Bradley at ahsweetmysteryblog has a post about Patricia Wentworth's Miss Silver mysteries in which he observed that one's sense of an author can be thrown entirely off by starting with the wrong book. There are very few authors (Sarah Caudwell comes to mind) whose works are all equally good and (as in the case of Sarah Caudwell) if that's true, it's usually because there just aren't very many.

I think I've been a victim of this with regard to John Dickson Carr.

There are a lot of John Dickson Carr/Carter Dickson novels out there and before this I'd read only three. I'm not surprised they're not all equally good. But based on the three I'd read, I'd decided that despite all the good things I'd heard, John Dickson Carr wasn't really for me.
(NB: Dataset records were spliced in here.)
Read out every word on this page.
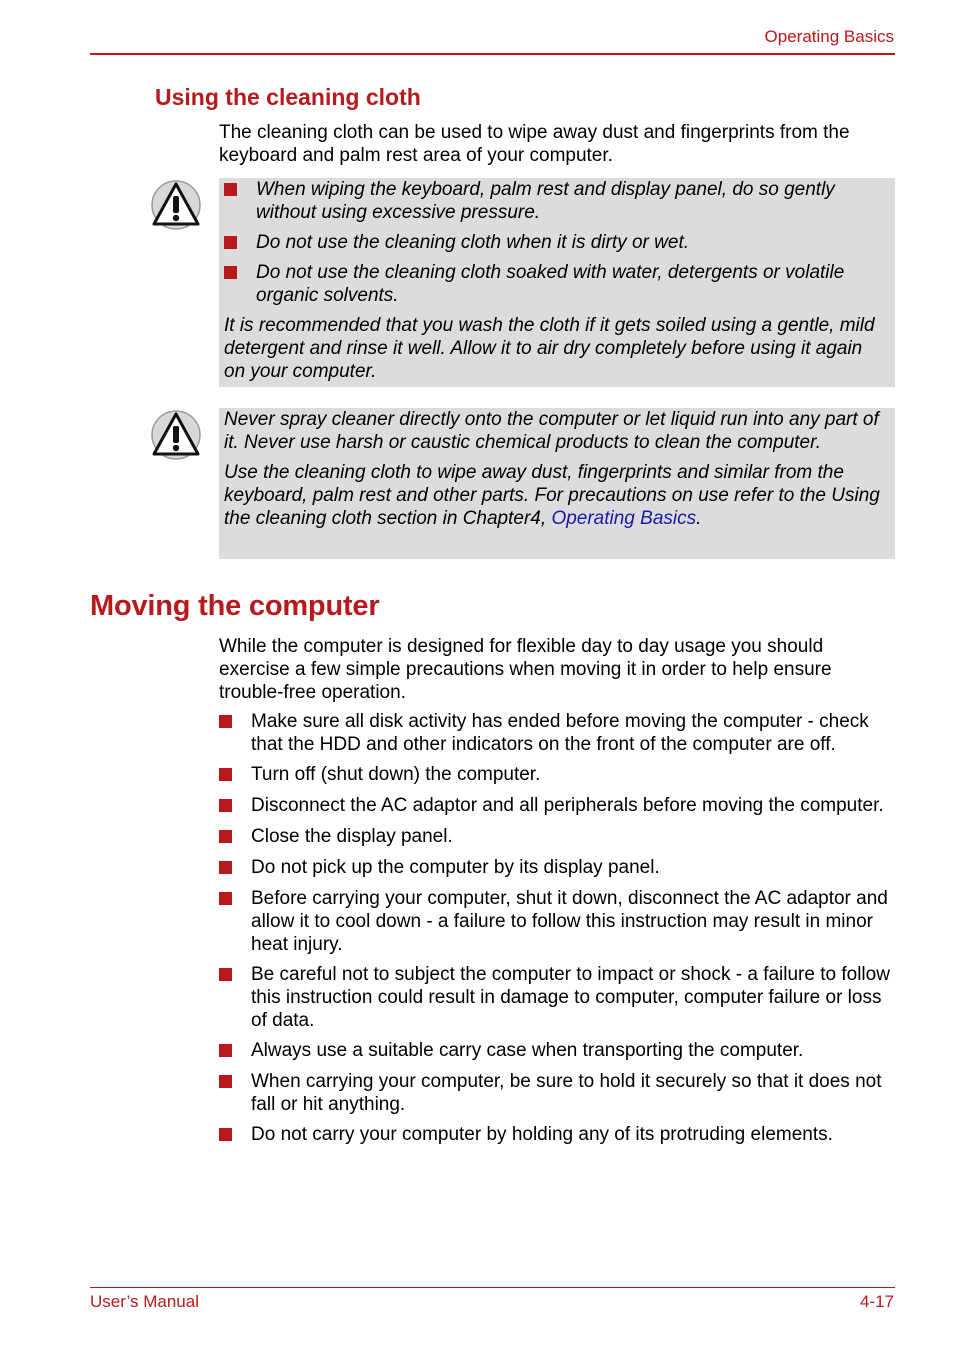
Operating Basics
Using the cleaning cloth
The cleaning cloth can be used to wipe away dust and fingerprints from the keyboard and palm rest area of your computer.

When wiping the keyboard, palm rest and display panel, do so gently without using excessive pressure.

Do not use the cleaning cloth when it is dirty or wet.

Do not use the cleaning cloth soaked with water, detergents or volatile organic solvents.

It is recommended that you wash the cloth if it gets soiled using a gentle, mild detergent and rinse it well. Allow it to air dry completely before using it again on your computer.

Never spray cleaner directly onto the computer or let liquid run into any part of it. Never use harsh or caustic chemical products to clean the computer.

Use the cleaning cloth to wipe away dust, fingerprints and similar from the keyboard, palm rest and other parts. For precautions on use refer to the Using the cleaning cloth section in Chapter4, Operating Basics.

Moving the computer
While the computer is designed for flexible day to day usage you should exercise a few simple precautions when moving it in order to help ensure trouble-free operation.
Make sure all disk activity has ended before moving the computer - check that the HDD and other indicators on the front of the computer are off.
Turn off (shut down) the computer.
Disconnect the AC adaptor and all peripherals before moving the computer.
Close the display panel.
Do not pick up the computer by its display panel.
Before carrying your computer, shut it down, disconnect the AC adaptor and allow it to cool down - a failure to follow this instruction may result in minor heat injury.
Be careful not to subject the computer to impact or shock - a failure to follow this instruction could result in damage to computer, computer failure or loss of data.
Always use a suitable carry case when transporting the computer.
When carrying your computer, be sure to hold it securely so that it does not fall or hit anything.
Do not carry your computer by holding any of its protruding elements.
User’s Manual	4-17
But there were a few more on my shelf--this one's been here since 2000, I'm sorry to report--and since it would do double duty for both the Vintage Mystery Cover Scavenger Hunt and the Mount TBR Challenge, I thought, well, I could try another.
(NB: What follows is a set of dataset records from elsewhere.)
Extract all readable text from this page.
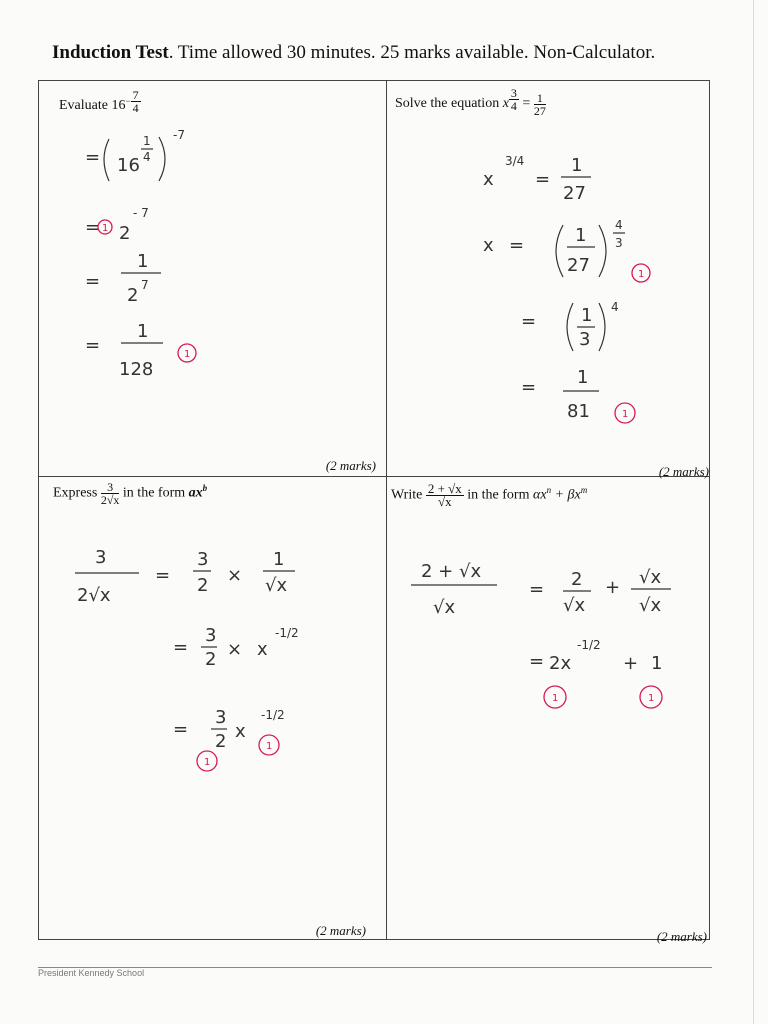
Induction Test. Time allowed 30 minutes. 25 marks available. Non-Calculator.
Evaluate $16^{- \frac{7}{4}}$
= 16
1
4
-7
= 1 2
- 7
=
1
2 7
=
1
128
1
(2 marks)
Solve the equation x $^{\frac{3}{4}} = \frac{1}{27}$
x
3/4
=
1
27
x =	1
27
4
3
1
= 1
3
4
= 1
81	1
(2 marks)
Express $\frac{3}{2√x}$ in the form $ax^b$
3
2√x
=
3
2 ×
1
√x
=
3
2 × x
-1/2
=
3
2 x
-1/2
1
1
(2 marks)
Write $\frac{2 + √x}{√x}$ in the form $\alpha x^n + \beta x^m$
2 + √x
√x
= 2
√x
+ √x
√x
= 2x
-1/2
+ 1
1	1
(2 marks)
President Kennedy School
As I said: wow. I've clearly been denying myself a considerable pleasure.

I wasn't very far into this volume and I knew mistakes had been made. I typed 'best john dickson carr' into my Google search bar and this post appeared at the top of the list. It turned out two of the three I'd read were down at the bottom among those the post's author said would appear in nobody's best Carr list, and the other certainly wasn't in the top five. And this one was in that top five.

Where was the wisdom of the Internet when I was last reading Carr? Still in the future, I'm afraid.
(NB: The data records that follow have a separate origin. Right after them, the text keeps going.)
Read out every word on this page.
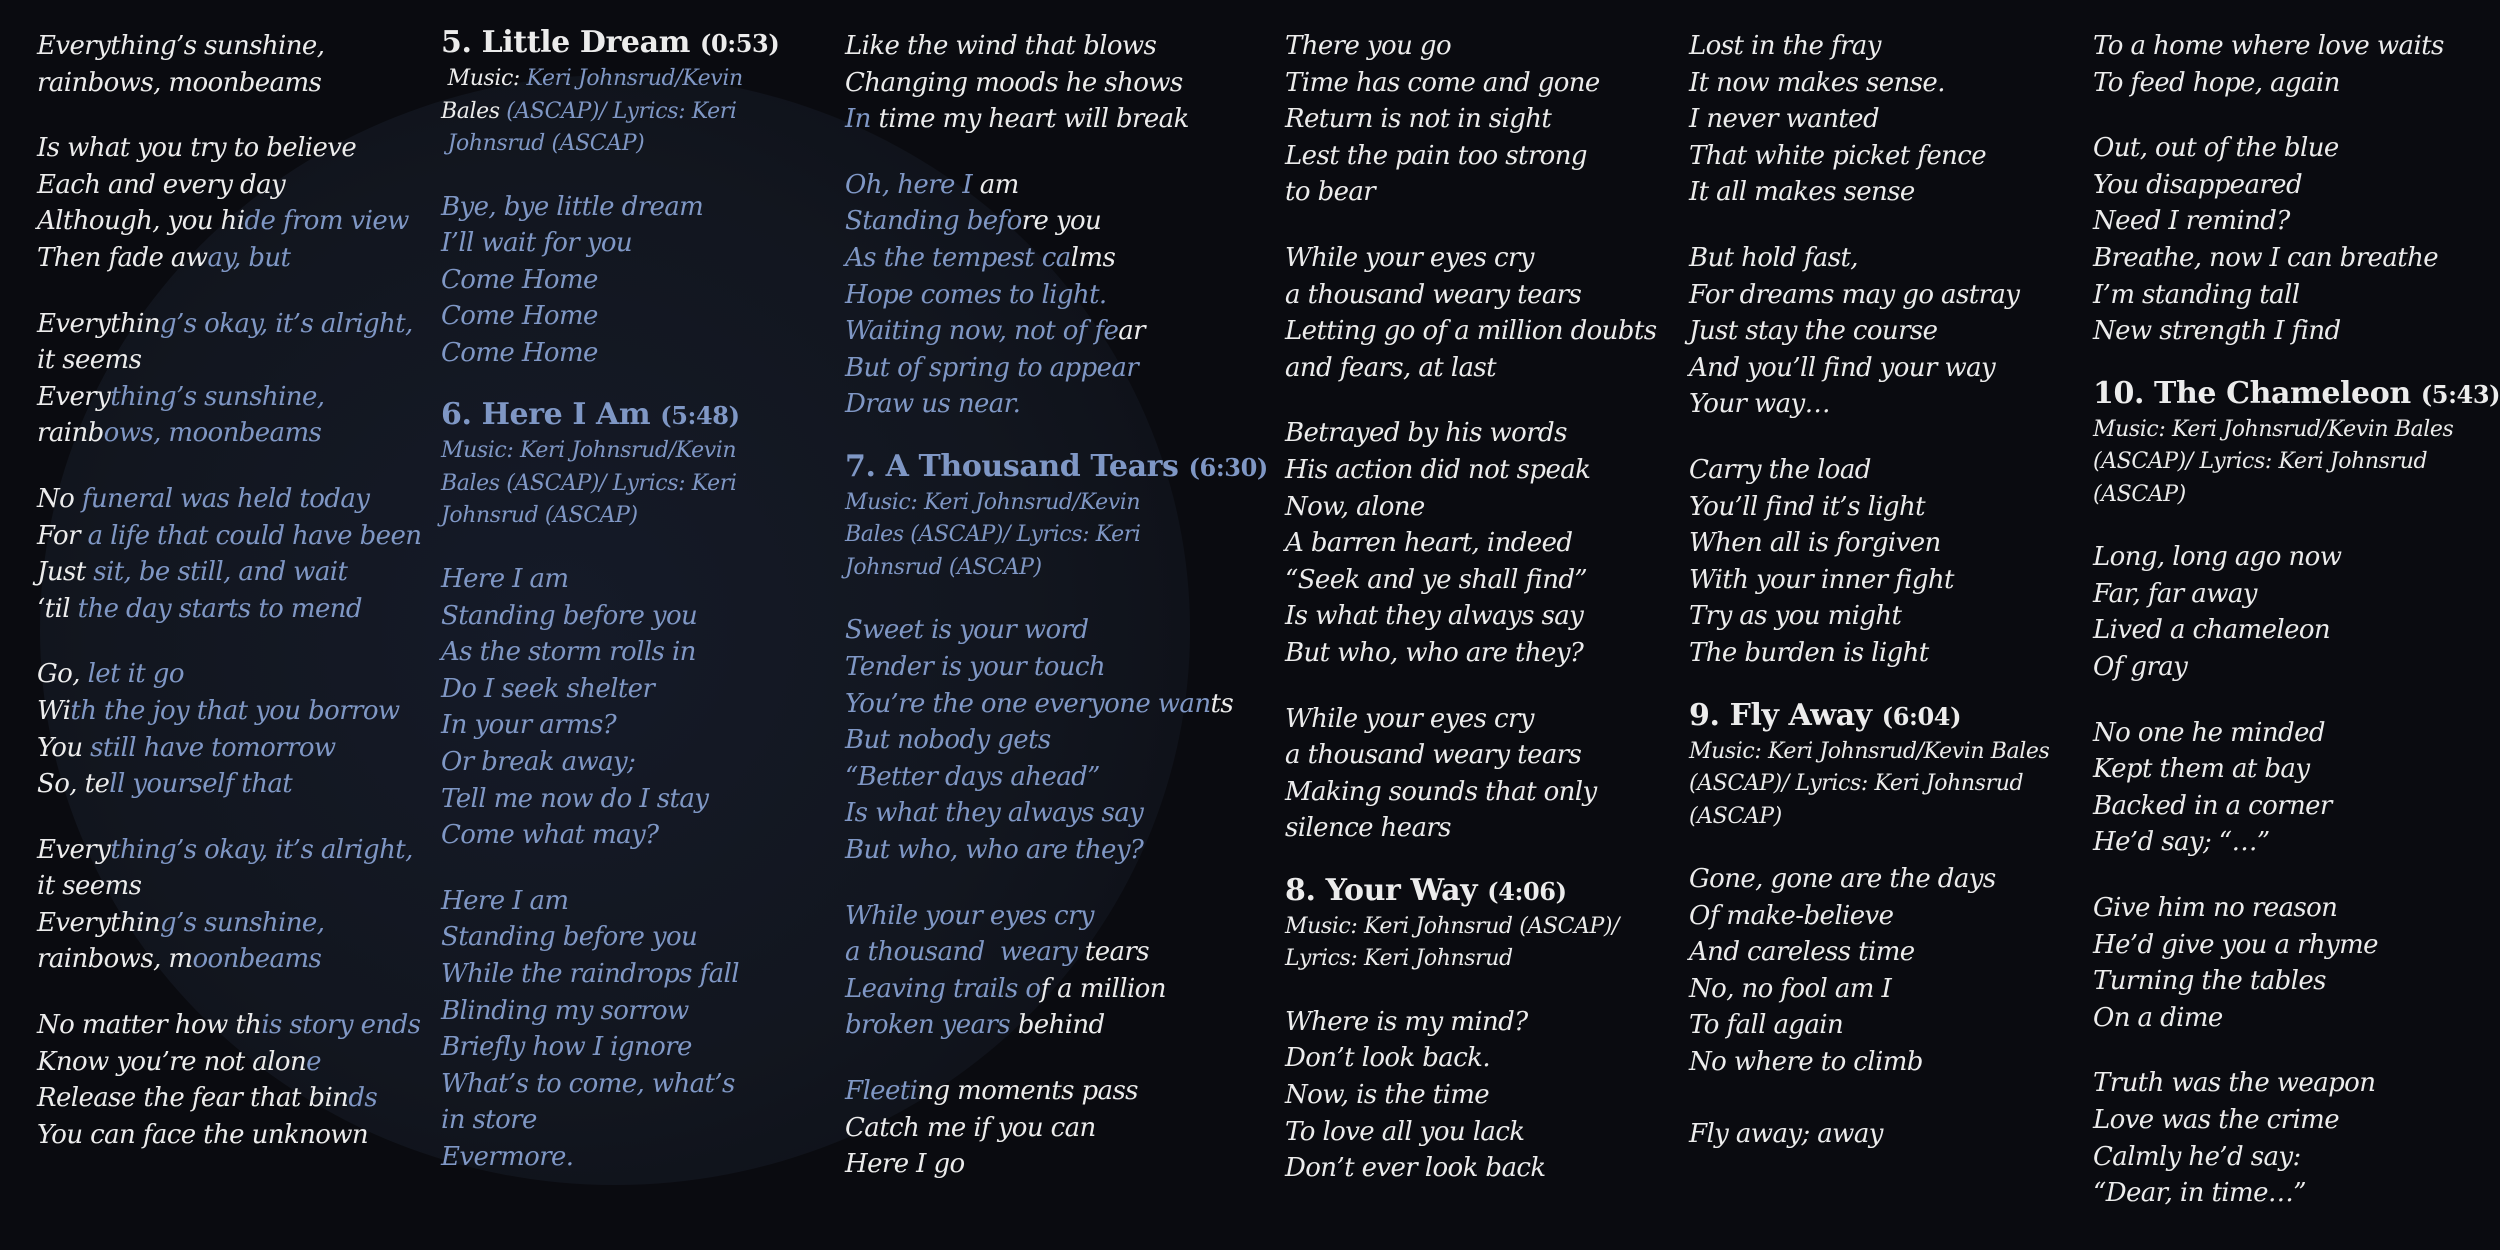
Everything’s sunshine,
rainbows, moonbeams
Is what you try to believe
Each and every day
Although, you hide from view
Then fade away, but
Everything’s okay, it’s alright,
it seems
Everything’s sunshine,
rainbows, moonbeams
No funeral was held today
For a life that could have been
Just sit, be still, and wait
‘til the day starts to mend
Go, let it go
With the joy that you borrow
You still have tomorrow
So, tell yourself that
Everything’s okay, it’s alright,
it seems
Everything’s sunshine,
rainbows, moonbeams
No matter how this story ends
Know you’re not alone
Release the fear that binds
You can face the unknown
5. Little Dream (0:53)
Music: Keri Johnsrud/Kevin
Bales (ASCAP)/ Lyrics: Keri
Johnsrud (ASCAP)
Bye, bye little dream
I’ll wait for you
Come Home
Come Home
Come Home
6. Here I Am (5:48)
Music: Keri Johnsrud/Kevin
Bales (ASCAP)/ Lyrics: Keri
Johnsrud (ASCAP)
Here I am
Standing before you
As the storm rolls in
Do I seek shelter
In your arms?
Or break away;
Tell me now do I stay
Come what may?
Here I am
Standing before you
While the raindrops fall
Blinding my sorrow
Briefly how I ignore
What’s to come, what’s
in store
Evermore.
Like the wind that blows
Changing moods he shows
In time my heart will break
Oh, here I am
Standing before you
As the tempest calms
Hope comes to light.
Waiting now, not of fear
But of spring to appear
Draw us near.
7. A Thousand Tears (6:30)
Music: Keri Johnsrud/Kevin
Bales (ASCAP)/ Lyrics: Keri
Johnsrud (ASCAP)
Sweet is your word
Tender is your touch
You’re the one everyone wants
But nobody gets
“Better days ahead”
Is what they always say
But who, who are they?
While your eyes cry
a thousand  weary tears
Leaving trails of a million
broken years behind
Fleeting moments pass
Catch me if you can
Here I go
There you go
Time has come and gone
Return is not in sight
Lest the pain too strong
to bear
While your eyes cry
a thousand weary tears
Letting go of a million doubts
and fears, at last
Betrayed by his words
His action did not speak
Now, alone
A barren heart, indeed
“Seek and ye shall find”
Is what they always say
But who, who are they?
While your eyes cry
a thousand weary tears
Making sounds that only
silence hears
8. Your Way (4:06)
Music: Keri Johnsrud (ASCAP)/
Lyrics: Keri Johnsrud
Where is my mind?
Don’t look back.
Now, is the time
To love all you lack
Don’t ever look back
Lost in the fray
It now makes sense.
I never wanted
That white picket fence
It all makes sense
But hold fast,
For dreams may go astray
Just stay the course
And you’ll find your way
Your way…
Carry the load
You’ll find it’s light
When all is forgiven
With your inner fight
Try as you might
The burden is light
9. Fly Away (6:04)
Music: Keri Johnsrud/Kevin Bales
(ASCAP)/ Lyrics: Keri Johnsrud
(ASCAP)
Gone, gone are the days
Of make-believe
And careless time
No, no fool am I
To fall again
No where to climb
Fly away; away
To a home where love waits
To feed hope, again
Out, out of the blue
You disappeared
Need I remind?
Breathe, now I can breathe
I’m standing tall
New strength I find
10. The Chameleon (5:43)
Music: Keri Johnsrud/Kevin Bales
(ASCAP)/ Lyrics: Keri Johnsrud
(ASCAP)
Long, long ago now
Far, far away
Lived a chameleon
Of gray
No one he minded
Kept them at bay
Backed in a corner
He’d say; “…”
Give him no reason
He’d give you a rhyme
Turning the tables
On a dime
Truth was the weapon
Love was the crime
Calmly he’d say:
“Dear, in time…”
This one starts out with two Doctors Campbell summoned to Scotland for a Campbell family conference; they're both assigned the same sleeper on the overnight from Euston station to Glasgow. One is a male Doctor Campbell (Alan) and the other is a female Doctor Campbell (Kitty-Kat, among other names) who have never met, and know nothing about each other, but have been conducting a feud in the letters section about the Duchess of Cleveland. They would be played by Spencer Tracy and Katherine Hepburn in the movie version and we know how that will turn out. That's fine. I completely approve of RomCom subplots in my mysteries:
Colin's eyes opened wide.
"Do you mean," he bellowed delightedly, "there's going to be a wedding?"
"Can I print that?"
"Yes to both questions," replied Alan.
There is also the Doom of the Campbells, and despite the one dead Campbell, the Doom is actually a whiskey:

"You must remember," said Alan, not without reason on his side, "that I spent three years in the United States during Prohibition days. Anybody who can survive that experience has nothing to fear from any liquor that ever came out of a still--or didn't."
"You think so, eh?" mused Colin. "Do you now? Well, well, well! Elspat, this calls for heroic measures. Bring out the Doom of the Campbells."
With all this the mystery might even be secondary, and who would mind? But it isn't. The plot is strong, the room is locked, and Dr. Gideon Fell is summoned to investigate. There are only two clues: a disappeared and eventually reappeared diary, and a dog carrier or suitcase that somehow appears inside the locked room. Eventually a second body is found with an accompanying suicide note that indicates the suicidee is the perpetrator of the first crime. The fact that the suicide note is typed tells us all we need to know about that.

The solution is very satisfactory, though I admit to doubts about the science of it. But that doesn't matter. Superb. A real discovery for me.

And it does double duty. While I'd definitely call that a dog carrier on the cover, it's also called a suitcase in the novel, and the fact that it is, is important to the plot, so:

Golden Age. Suitcase/Briefcase. My Reader's Block Vintage Mystery Scavenger Hunt.

And it's been aging on the shelf for years, like the fine wine (or whiskey) it is: Mount TBR Challenge.